A bit of cultural sensitivity may be coming to Army regulations about hairstyles, as the result of complaints by black lawmakers. Reports Politico:
The Pentagon is reviewing its hairstyle regulations for black women after the Congressional Black Caucus complained the Army had unfairly singled them out in new rules on soldiers’ appearances.
Defense Secretary Chuck Hagel sent a letter Tuesday to caucus chair Rep. Marcia Fudge (D-Ohio) and other members assuring them that no one in the Pentagon meant to “discriminate or disparage” black women in formulating the Army’s new rules.
Replied Fudge in a statement:
“Secretary Hagel has committed to careful review of each service’s language and grooming policies to ensure both are clear of offensive language and are respectful of the diversity within our armed forces,” she wrote. “The secretary’s response affirms his commitment to ensuring all individuals are welcomed and can continue to be proud of serving within our armed forces.”
The Washington Post reports that a White House petition against the policies gathered more than 10,000 signatures.
Short bangs, extensions and wigs are authorized under the regulations, which were released in late March. The fact that black women are still left with plenty of hairstyle choices was not the point, however.

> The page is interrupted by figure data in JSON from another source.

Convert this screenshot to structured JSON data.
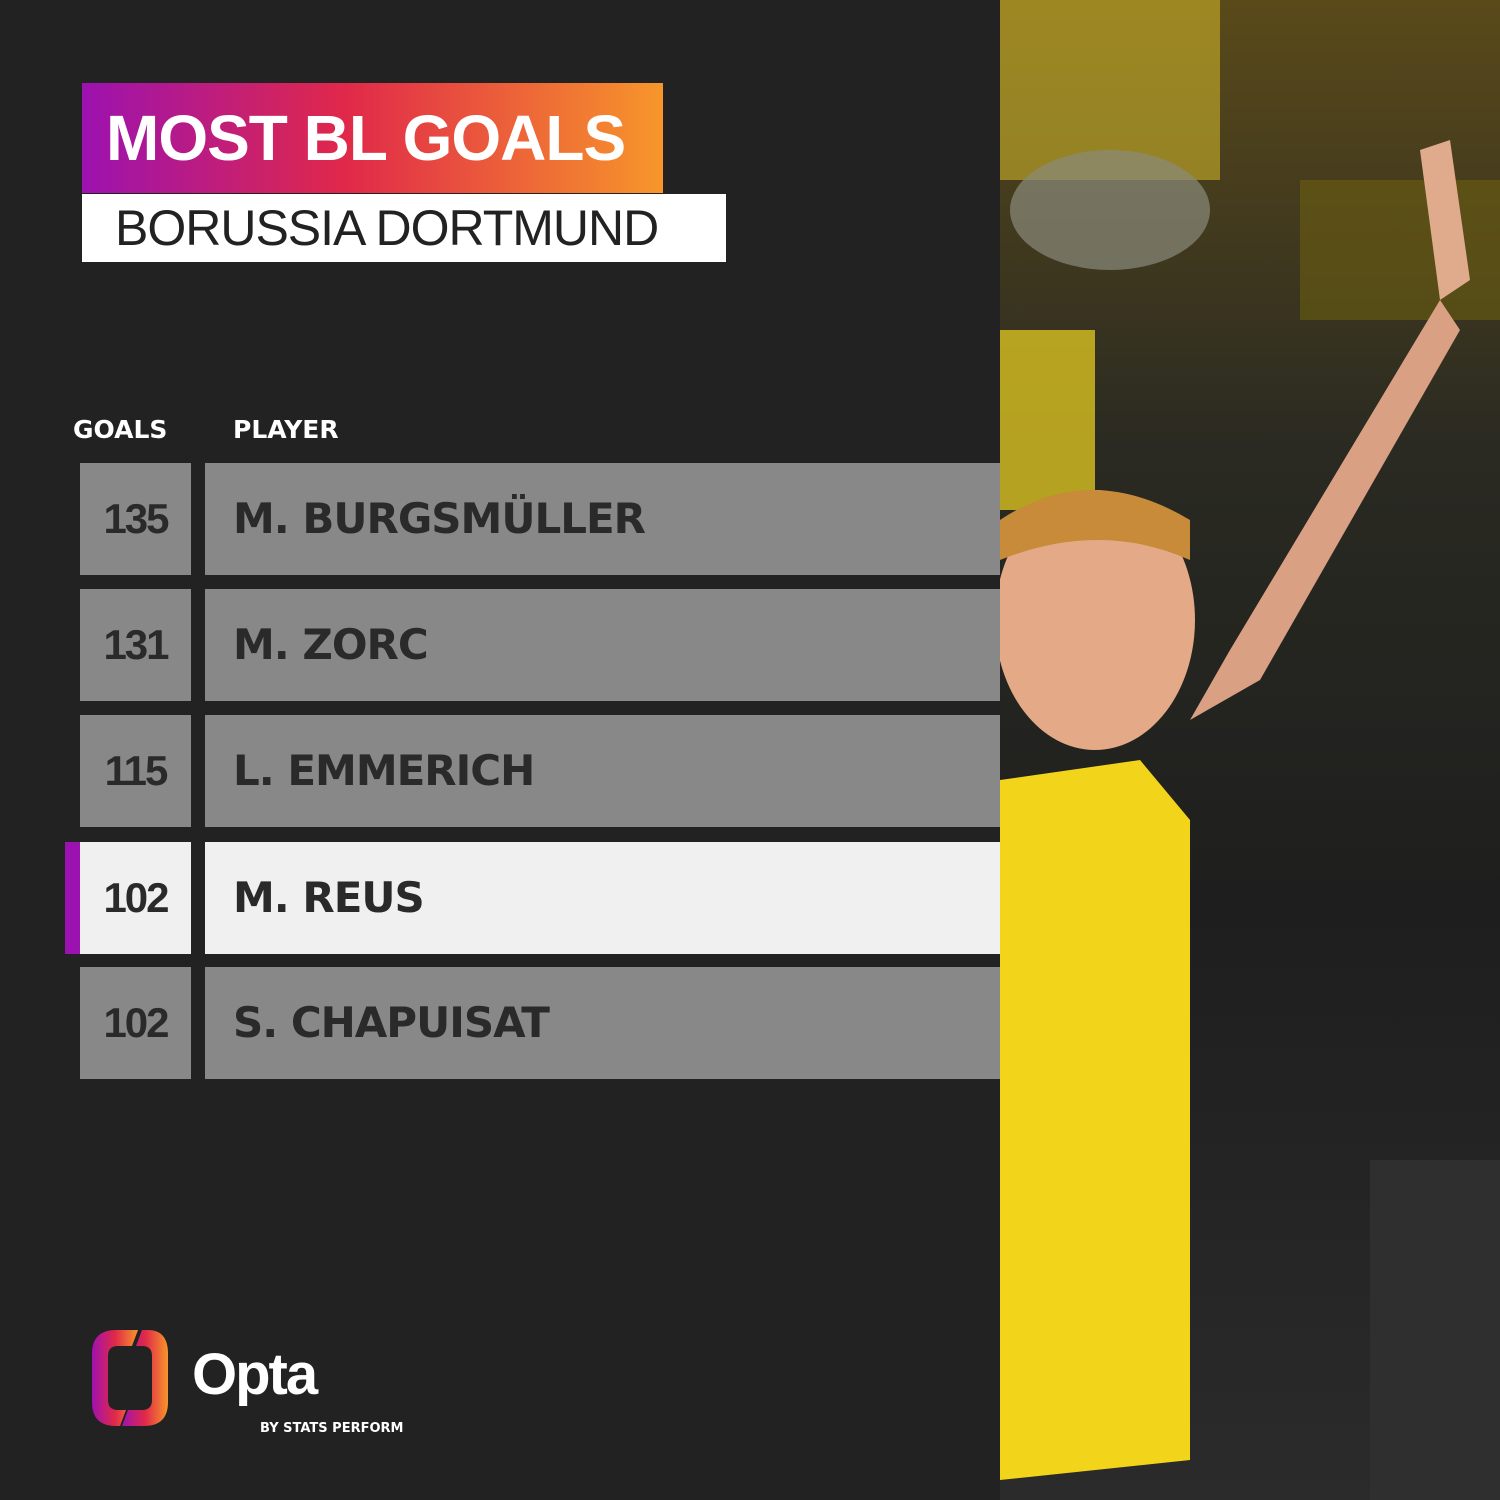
{
  "header": {
    "title": "MOST BL GOALS",
    "subtitle": "BORUSSIA DORTMUND"
  },
  "table": {
    "columns": [
      "GOALS",
      "PLAYER"
    ],
    "rows": [
      {
        "goals": "135",
        "player": "M. BURGSMÜLLER",
        "highlighted": false
      },
      {
        "goals": "131",
        "player": "M. ZORC",
        "highlighted": false
      },
      {
        "goals": "115",
        "player": "L. EMMERICH",
        "highlighted": false
      },
      {
        "goals": "102",
        "player": "M. REUS",
        "highlighted": true
      },
      {
        "goals": "102",
        "player": "S. CHAPUISAT",
        "highlighted": false
      }
    ]
  },
  "logo": {
    "name": "Opta",
    "tagline": "BY STATS PERFORM"
  },
  "colors": {
    "background": "#222222",
    "highlight": "#9c12b0",
    "gradient_start": "#9c12b0",
    "gradient_end": "#f7962a",
    "row": "#888888",
    "row_highlight": "#f0f0f0"
  }
}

As Politico reported:
What Fudge and her colleagues objected to was the way the Army’s rules described the way black women may and may not wear their hair.
“The use of words like ‘unkempt’ and ‘matted,’ when referring to traditional hairstyles worn by women of color are offensive and biased,” Fudge and her colleagues told Hagel this month. “The assumption that individuals wearing these hairstyles cannot maintain them in a way that meets the professionalism of the Army standards indicates a lack of cultural sensitivity conducive to creating a tolerant environment for minorities.”